Natural Language Processing (NLP)
A field of AI focused on enabling computers to understand, interpret, and generate human language.
Face Detection
The process of identifying the presence and location of human faces within an image or video.
Facial Analysis
The process of examining specific facial features to derive additional information.
Facial Recognition
The process of identifying individuals from their facial features using trained models.
Azure AI Face Service
A Microsoft Azure service that provides pre-built algorithms for face detection, recognition, and analysis.
Accessories
Objects such as glasses, masks, or headwear that can be detected on a face.
Occlusion
The blocking of a face in an image by an object, impacting accuracy of detection and analysis.
Limited Access
A policy restricting access to advanced features of the Azure AI Face service, requiring approval from Microsoft.
Responsible AI
Microsoft’s approach to AI development, which includes ethical guidelines for the design and implementation of AI technologies.
Liveness Detection
The process of determining whether an input source is real or fake to prevent manipulation or spoofing.

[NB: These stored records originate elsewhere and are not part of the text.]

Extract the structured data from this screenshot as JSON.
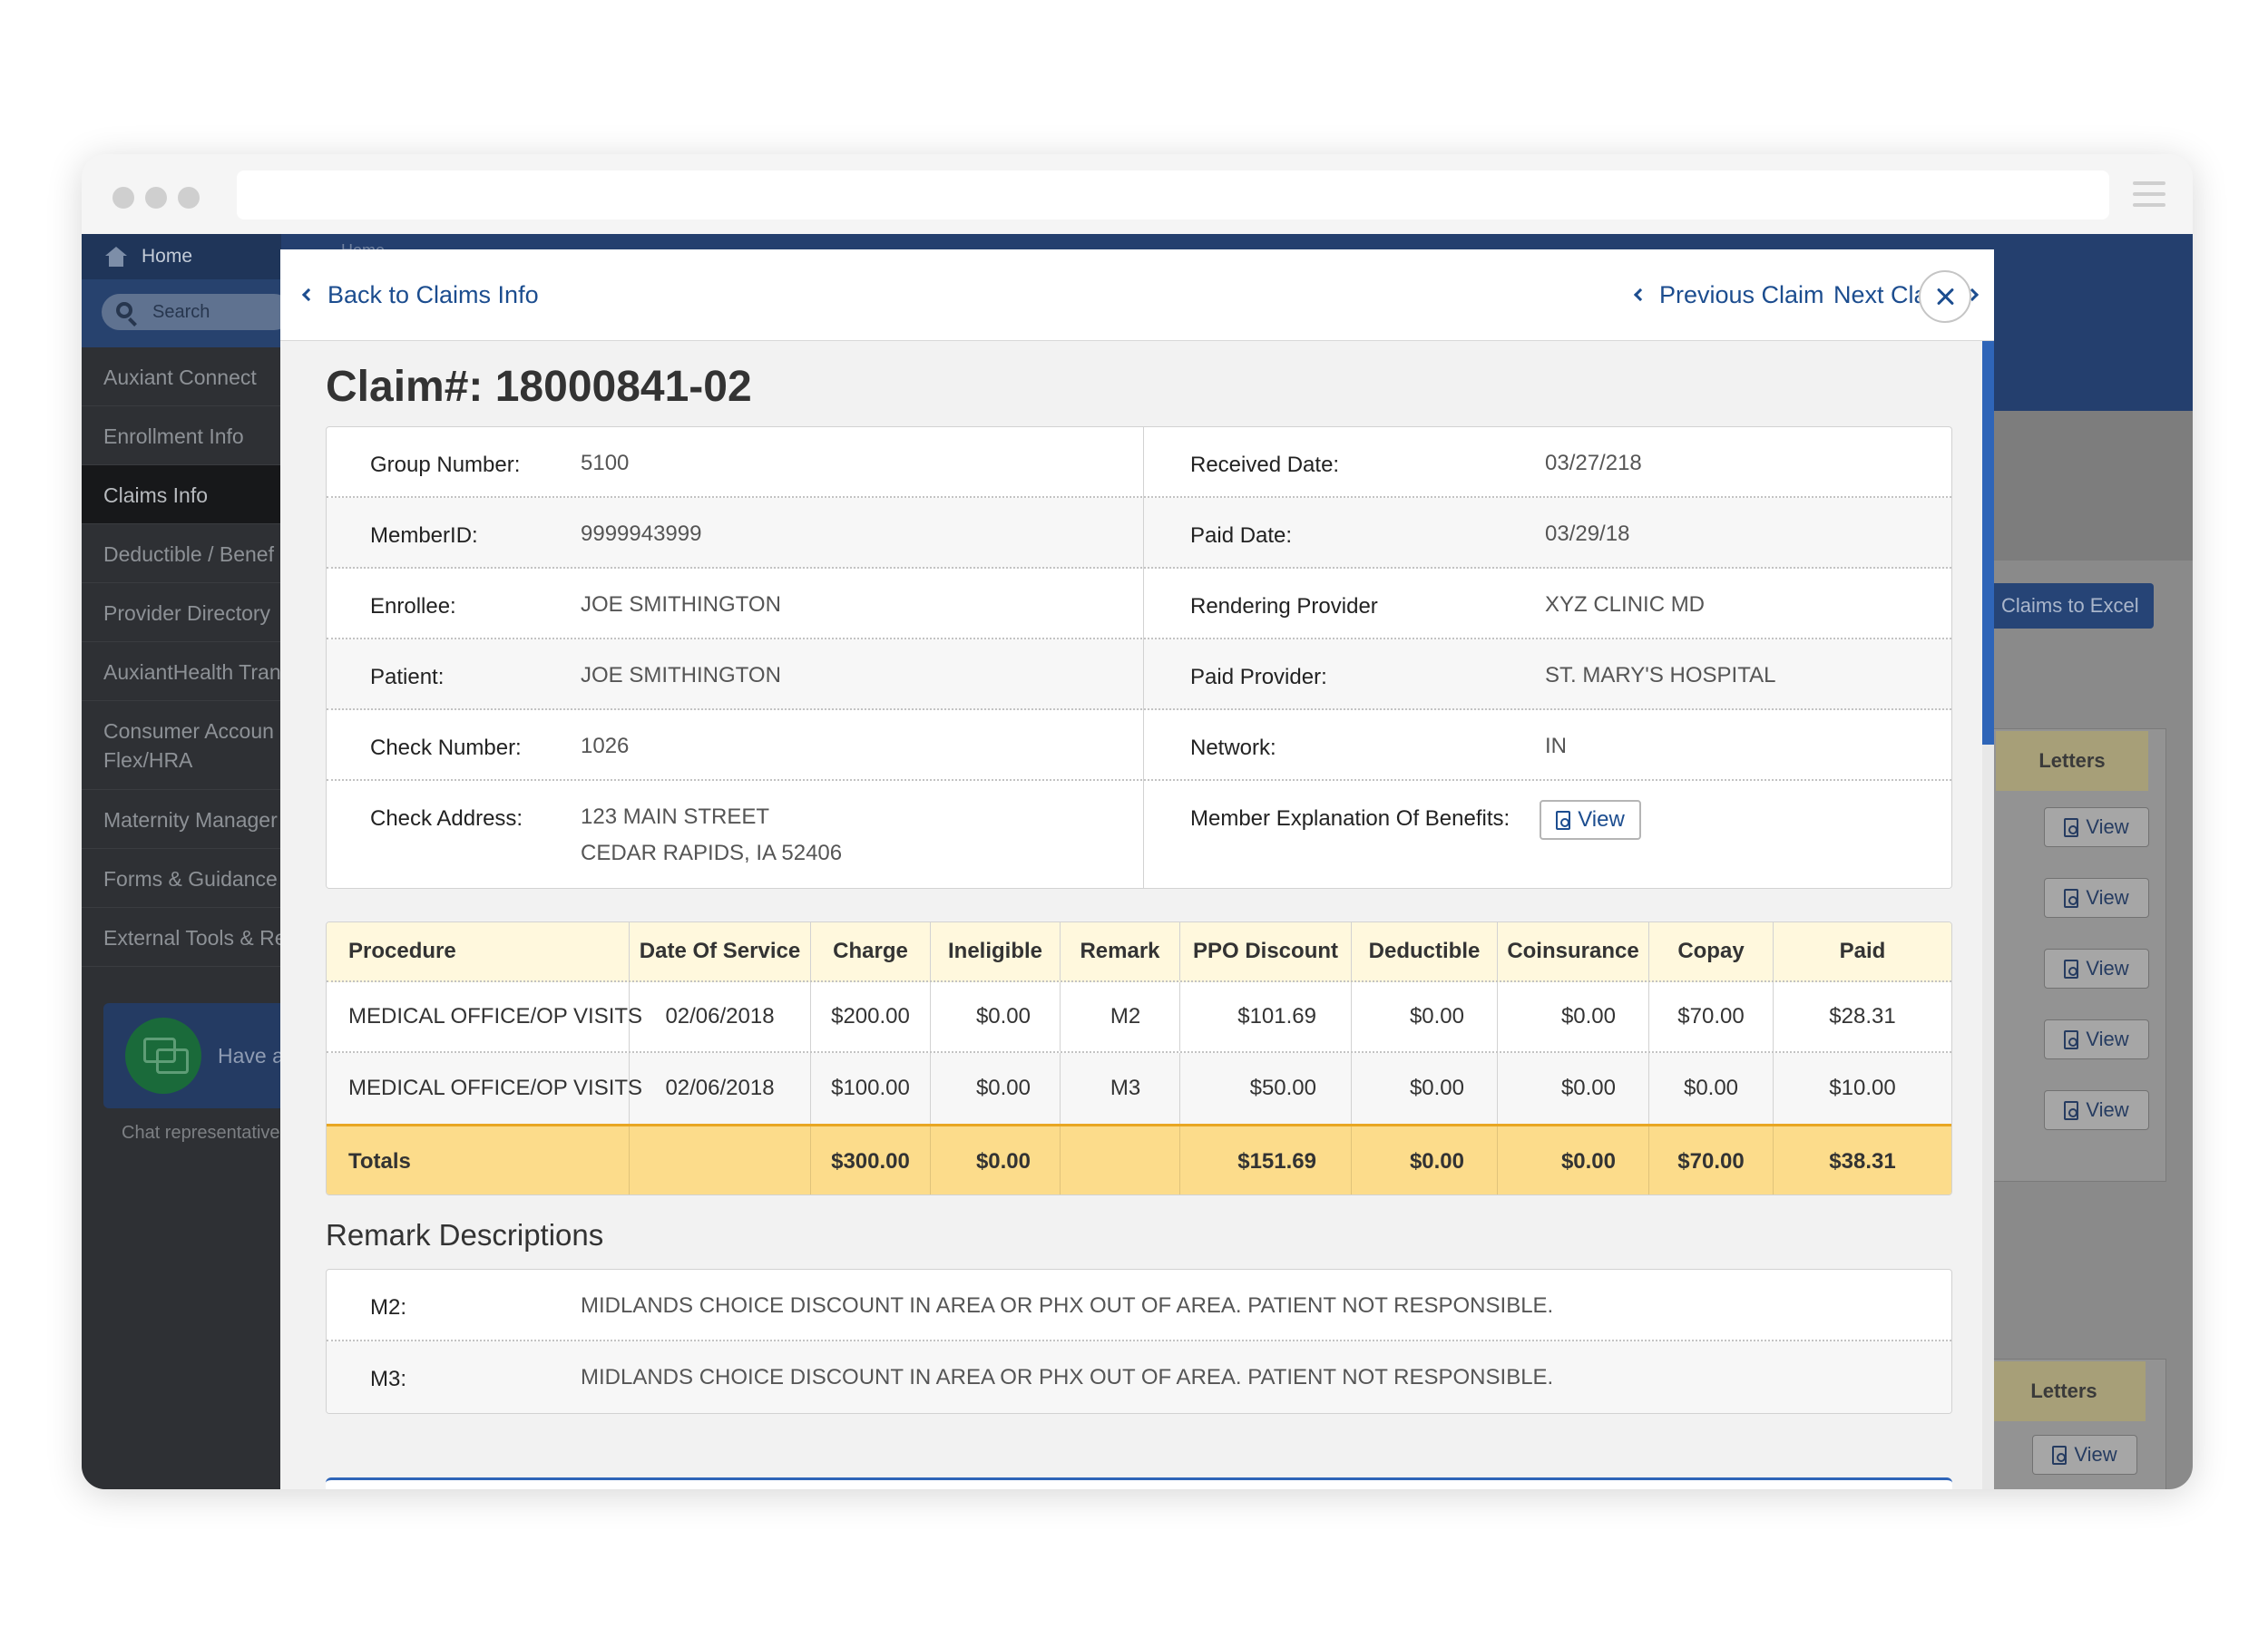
{
  "sidebar": {
    "home": "Home",
    "search_placeholder": "Search",
    "items": [
      {
        "label": "Auxiant Connect"
      },
      {
        "label": "Enrollment Info"
      },
      {
        "label": "Claims Info"
      },
      {
        "label": "Deductible / Benef"
      },
      {
        "label": "Provider Directory"
      },
      {
        "label": "AuxiantHealth Tran"
      },
      {
        "label": "Consumer Accoun"
      },
      {
        "label": "Maternity Manager"
      },
      {
        "label": "Forms & Guidance"
      },
      {
        "label": "External Tools & Re"
      }
    ],
    "consumer_sub": "Flex/HRA",
    "chat_title": "Have a",
    "chat_sub": "Chat representatives"
  },
  "background": {
    "breadcrumb": "Home",
    "export_button": "Claims to Excel",
    "letters_header": "Letters",
    "view_label": "View"
  },
  "modal": {
    "back_link": "Back to Claims Info",
    "previous_link": "Previous Claim",
    "next_link": "Next Claim",
    "claim_title": "Claim#: 18000841-02",
    "info": {
      "group_number_label": "Group Number:",
      "group_number": "5100",
      "member_id_label": "MemberID:",
      "member_id": "9999943999",
      "enrollee_label": "Enrollee:",
      "enrollee": "JOE SMITHINGTON",
      "patient_label": "Patient:",
      "patient": "JOE SMITHINGTON",
      "check_number_label": "Check Number:",
      "check_number": "1026",
      "check_address_label": "Check Address:",
      "check_address_line1": "123 MAIN STREET",
      "check_address_line2": "CEDAR RAPIDS, IA 52406",
      "received_date_label": "Received Date:",
      "received_date": "03/27/218",
      "paid_date_label": "Paid Date:",
      "paid_date": "03/29/18",
      "rendering_provider_label": "Rendering Provider",
      "rendering_provider": "XYZ CLINIC MD",
      "paid_provider_label": "Paid Provider:",
      "paid_provider": "ST. MARY'S HOSPITAL",
      "network_label": "Network:",
      "network": "IN",
      "eob_label": "Member Explanation Of Benefits:",
      "eob_button": "View"
    },
    "procedures": {
      "headers": [
        "Procedure",
        "Date Of Service",
        "Charge",
        "Ineligible",
        "Remark",
        "PPO Discount",
        "Deductible",
        "Coinsurance",
        "Copay",
        "Paid"
      ],
      "rows": [
        [
          "MEDICAL OFFICE/OP VISITS",
          "02/06/2018",
          "$200.00",
          "$0.00",
          "M2",
          "$101.69",
          "$0.00",
          "$0.00",
          "$70.00",
          "$28.31"
        ],
        [
          "MEDICAL OFFICE/OP VISITS",
          "02/06/2018",
          "$100.00",
          "$0.00",
          "M3",
          "$50.00",
          "$0.00",
          "$0.00",
          "$0.00",
          "$10.00"
        ]
      ],
      "totals": [
        "Totals",
        "",
        "$300.00",
        "$0.00",
        "",
        "$151.69",
        "$0.00",
        "$0.00",
        "$70.00",
        "$38.31"
      ]
    },
    "remarks_title": "Remark Descriptions",
    "remarks": [
      {
        "code": "M2:",
        "text": "MIDLANDS CHOICE DISCOUNT IN AREA OR PHX OUT OF AREA. PATIENT NOT RESPONSIBLE."
      },
      {
        "code": "M3:",
        "text": "MIDLANDS CHOICE DISCOUNT IN AREA OR PHX OUT OF AREA. PATIENT NOT RESPONSIBLE."
      }
    ]
  }
}
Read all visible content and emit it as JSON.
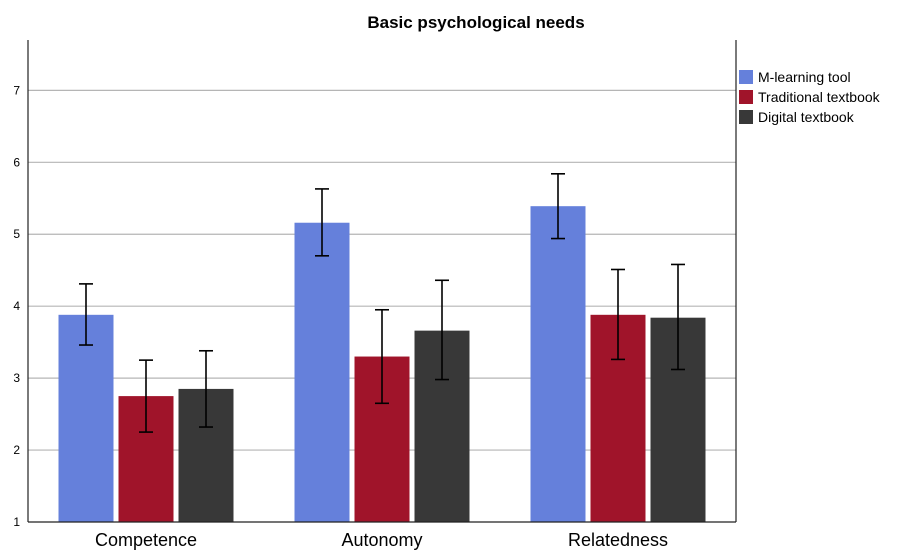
{
  "chart_data": {
    "type": "bar",
    "title": "Basic psychological needs",
    "xlabel": "",
    "ylabel": "",
    "categories": [
      "Competence",
      "Autonomy",
      "Relatedness"
    ],
    "ylim": [
      1,
      7.7
    ],
    "yticks": [
      1,
      2,
      3,
      4,
      5,
      6,
      7
    ],
    "grid": true,
    "legend_position": "top-right",
    "series": [
      {
        "name": "M-learning tool",
        "color": "#6580DB",
        "values": [
          3.88,
          5.16,
          5.39
        ],
        "err_low": [
          3.46,
          4.7,
          4.94
        ],
        "err_high": [
          4.31,
          5.63,
          5.84
        ]
      },
      {
        "name": "Traditional textbook",
        "color": "#A0142A",
        "values": [
          2.75,
          3.3,
          3.88
        ],
        "err_low": [
          2.25,
          2.65,
          3.26
        ],
        "err_high": [
          3.25,
          3.95,
          4.51
        ]
      },
      {
        "name": "Digital textbook",
        "color": "#383838",
        "values": [
          2.85,
          3.66,
          3.84
        ],
        "err_low": [
          2.32,
          2.98,
          3.12
        ],
        "err_high": [
          3.38,
          4.36,
          4.58
        ]
      }
    ]
  }
}
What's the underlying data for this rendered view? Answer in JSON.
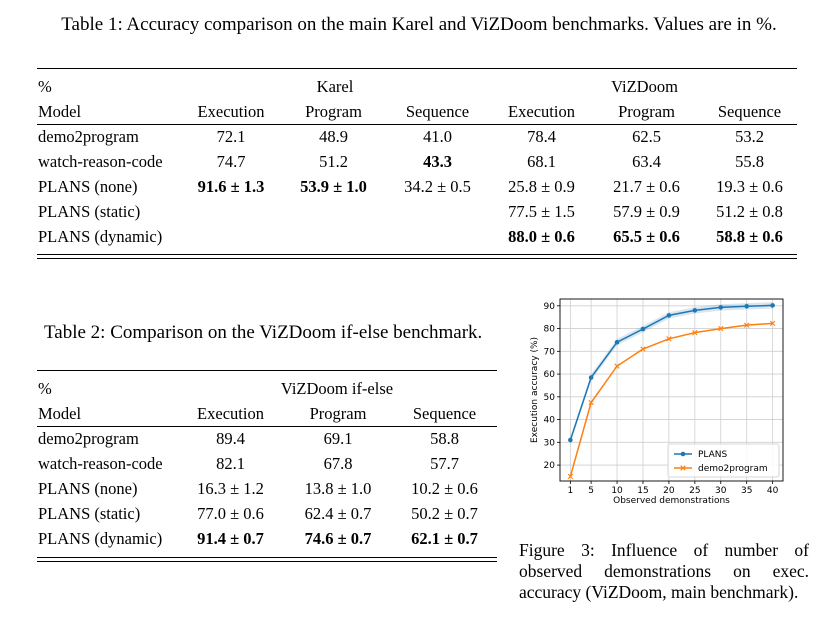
{
  "table1": {
    "caption": "Table 1: Accuracy comparison on the main Karel and ViZDoom benchmarks. Values are in %.",
    "percent": "%",
    "model_header": "Model",
    "group_karel": "Karel",
    "group_vizdoom": "ViZDoom",
    "subheaders": [
      "Execution",
      "Program",
      "Sequence",
      "Execution",
      "Program",
      "Sequence"
    ],
    "rows": [
      {
        "model": "demo2program",
        "cells": [
          "72.1",
          "48.9",
          "41.0",
          "78.4",
          "62.5",
          "53.2"
        ],
        "bold": [
          false,
          false,
          false,
          false,
          false,
          false
        ]
      },
      {
        "model": "watch-reason-code",
        "cells": [
          "74.7",
          "51.2",
          "43.3",
          "68.1",
          "63.4",
          "55.8"
        ],
        "bold": [
          false,
          false,
          true,
          false,
          false,
          false
        ]
      },
      {
        "model": "PLANS (none)",
        "cells": [
          "91.6 ± 1.3",
          "53.9 ± 1.0",
          "34.2 ± 0.5",
          "25.8 ± 0.9",
          "21.7 ± 0.6",
          "19.3 ± 0.6"
        ],
        "bold": [
          true,
          true,
          false,
          false,
          false,
          false
        ]
      },
      {
        "model": "PLANS (static)",
        "cells": [
          "",
          "",
          "",
          "77.5 ± 1.5",
          "57.9 ± 0.9",
          "51.2 ± 0.8"
        ],
        "bold": [
          false,
          false,
          false,
          false,
          false,
          false
        ]
      },
      {
        "model": "PLANS (dynamic)",
        "cells": [
          "",
          "",
          "",
          "88.0 ± 0.6",
          "65.5 ± 0.6",
          "58.8 ± 0.6"
        ],
        "bold": [
          false,
          false,
          false,
          true,
          true,
          true
        ]
      }
    ]
  },
  "table2": {
    "caption": "Table 2: Comparison on the ViZDoom if-else benchmark.",
    "percent": "%",
    "model_header": "Model",
    "group": "ViZDoom if-else",
    "subheaders": [
      "Execution",
      "Program",
      "Sequence"
    ],
    "rows": [
      {
        "model": "demo2program",
        "cells": [
          "89.4",
          "69.1",
          "58.8"
        ],
        "bold": [
          false,
          false,
          false
        ]
      },
      {
        "model": "watch-reason-code",
        "cells": [
          "82.1",
          "67.8",
          "57.7"
        ],
        "bold": [
          false,
          false,
          false
        ]
      },
      {
        "model": "PLANS (none)",
        "cells": [
          "16.3 ± 1.2",
          "13.8 ± 1.0",
          "10.2 ± 0.6"
        ],
        "bold": [
          false,
          false,
          false
        ]
      },
      {
        "model": "PLANS (static)",
        "cells": [
          "77.0 ± 0.6",
          "62.4 ± 0.7",
          "50.2 ± 0.7"
        ],
        "bold": [
          false,
          false,
          false
        ]
      },
      {
        "model": "PLANS (dynamic)",
        "cells": [
          "91.4 ± 0.7",
          "74.6 ± 0.7",
          "62.1 ± 0.7"
        ],
        "bold": [
          true,
          true,
          true
        ]
      }
    ]
  },
  "figure3": {
    "caption": "Figure 3: Influence of number of observed demonstrations on exec. accuracy (ViZDoom, main benchmark)."
  },
  "chart_data": {
    "type": "line",
    "title": "",
    "xlabel": "Observed demonstrations",
    "ylabel": "Execution accuracy (%)",
    "x": [
      1,
      5,
      10,
      15,
      20,
      25,
      30,
      35,
      40
    ],
    "xticks": [
      1,
      5,
      10,
      15,
      20,
      25,
      30,
      35,
      40
    ],
    "yticks": [
      20,
      30,
      40,
      50,
      60,
      70,
      80,
      90
    ],
    "xlim": [
      -1,
      42
    ],
    "ylim": [
      13,
      93
    ],
    "grid": true,
    "legend_position": "lower-right",
    "series": [
      {
        "name": "PLANS",
        "color": "#1f77b4",
        "marker": "circle",
        "values": [
          31.0,
          58.5,
          74.0,
          79.8,
          85.8,
          88.0,
          89.3,
          89.8,
          90.2
        ]
      },
      {
        "name": "demo2program",
        "color": "#ff7f0e",
        "marker": "x",
        "values": [
          15.0,
          47.5,
          63.5,
          71.0,
          75.5,
          78.2,
          80.0,
          81.5,
          82.3
        ]
      }
    ]
  }
}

Convolutional Neural Network (CNN)
A type of deep learning architecture commonly used in computer vision, which uses filters to extract feature maps from images.
Deep Learning
A subset of machine learning that uses neural networks with many layers to learn complex patterns from data.
Feature Map
An array of numeric values that result from applying a filter to an image, used in deep learning models.
Filter (Kernel)
An array of numeric values used to perform convolutional filtering, modifying pixel values in an image.
Image Classification
The process of predicting the category or class of an image.
Multi-Modal Model
An AI model trained using multiple types of data, encapsulating relationships between image features and text embeddings.
Object Detection
The process of detecting and locating specific objects within an image, and classifying them.
Pixel
A single point of color in a digital image, represented by numerical values.
Resolution
The dimensions of an image, measured in pixels, indicating its quality or clarity.
Transformer
A type of neural network architecture commonly used in NLP, encoding words as vector-based embeddings.
Vector-based Embedding
An array of numeric values that represent semantic attributes of a word or token.